Lawmakers in the District of Columbia made another significant stride toward the decriminalization of marijuana last Wednesday when the Committee on the Judiciary and Public Safety of the D.C. Council voted in favor of the Marijuana Possession Decriminalization Act of 2014. If passed by the rest of the Council, the bill would eliminate jail time as a punishment for possession of marijuana and instead impose a $25 fine.
Mayoral candidate and Public Safety Chair Tommy Wells (D-Ward 6), author of the bill, led his committee in unanimous support of the decriminalization measure. Mayor Vincent Gray has spoken out in support of decriminalization, though he has not expressed support for legalization. The D.C. Cannabis Campaign, however, has already proposed a ballot initiative, which, if passed, would legalize the possession of two ounces and three plants by residents age 21 and older. D.C. Council member David P. Grosso (I-At Large) has supported this initiative with his own bill in favor of the legalization, taxation, and regulation of marijuana.
In a recent interview with The New Yorker, President Obama expressed new, public views on marijuana. While marijuana use is not “something he encourages” and is a “bad idea, a waste of time, [and] not very healthy,” he said that the drug is not more dangerous than alcohol. The president’s statements reflect a common sentiment among Americans, who have taken to the polls in Colorado and Washington to legalize marijuana in those states. And it’s not just younger people behind the push—in an interview with The Daily Beast, a Colorado dispensary owner revealed at least 60 percent of his clientele is above the age of 30.
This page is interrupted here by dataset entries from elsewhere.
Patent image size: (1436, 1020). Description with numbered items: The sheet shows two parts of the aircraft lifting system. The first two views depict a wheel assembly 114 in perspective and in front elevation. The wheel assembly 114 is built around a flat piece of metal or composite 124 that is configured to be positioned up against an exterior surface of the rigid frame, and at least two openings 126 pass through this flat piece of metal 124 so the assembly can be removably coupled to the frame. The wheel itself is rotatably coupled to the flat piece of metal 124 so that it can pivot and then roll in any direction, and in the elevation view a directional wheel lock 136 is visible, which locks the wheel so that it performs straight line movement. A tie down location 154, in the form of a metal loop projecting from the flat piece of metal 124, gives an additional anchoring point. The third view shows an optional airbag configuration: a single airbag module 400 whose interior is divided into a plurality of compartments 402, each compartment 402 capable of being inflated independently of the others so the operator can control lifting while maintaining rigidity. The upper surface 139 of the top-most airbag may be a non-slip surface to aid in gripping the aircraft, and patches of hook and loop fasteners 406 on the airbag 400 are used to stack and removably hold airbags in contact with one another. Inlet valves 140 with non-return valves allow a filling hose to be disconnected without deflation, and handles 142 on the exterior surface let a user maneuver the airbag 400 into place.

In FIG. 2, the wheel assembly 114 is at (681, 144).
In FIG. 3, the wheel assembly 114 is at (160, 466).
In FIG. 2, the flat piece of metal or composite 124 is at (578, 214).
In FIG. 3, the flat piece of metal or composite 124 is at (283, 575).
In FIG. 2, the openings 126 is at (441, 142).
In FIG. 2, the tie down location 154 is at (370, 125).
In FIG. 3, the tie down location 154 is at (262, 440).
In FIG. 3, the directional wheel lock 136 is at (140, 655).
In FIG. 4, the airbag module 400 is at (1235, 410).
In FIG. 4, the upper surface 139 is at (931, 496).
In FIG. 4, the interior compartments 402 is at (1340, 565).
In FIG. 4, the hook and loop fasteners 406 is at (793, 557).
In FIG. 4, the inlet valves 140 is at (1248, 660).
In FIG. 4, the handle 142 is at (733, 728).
The continued criminalization of marijuana and the disproportionately harsh penalties these laws entail unfairly target minorities like African Americans. In particular, these policies hurt poorer Americans who cannot afford the legal resources to save them—and their permanent records—from the severe penalties.
In fact, D.C. leads the country in marijuana arrests per capita, and, though just over half of the District population is black, African-Americans comprise 91 percent of all marijuana arrests. The number of whites arrested for marijuana has remained relatively stable between 2001 and 2010, but the number of blacks arrested jumped by nearly 1,500. Yet, the rate at which people use the substance is nearly equal—14 percent of blacks and 12 percent of whites reportedly use marijuana.
If successful, weed decriminalization will help rectify the racial bias within D.C. marijuana laws. And, as Obama remarked, “we should not be locking up kids or individual users for long stretches of jail time when some of the folks who are writing those laws have probably done the same thing.”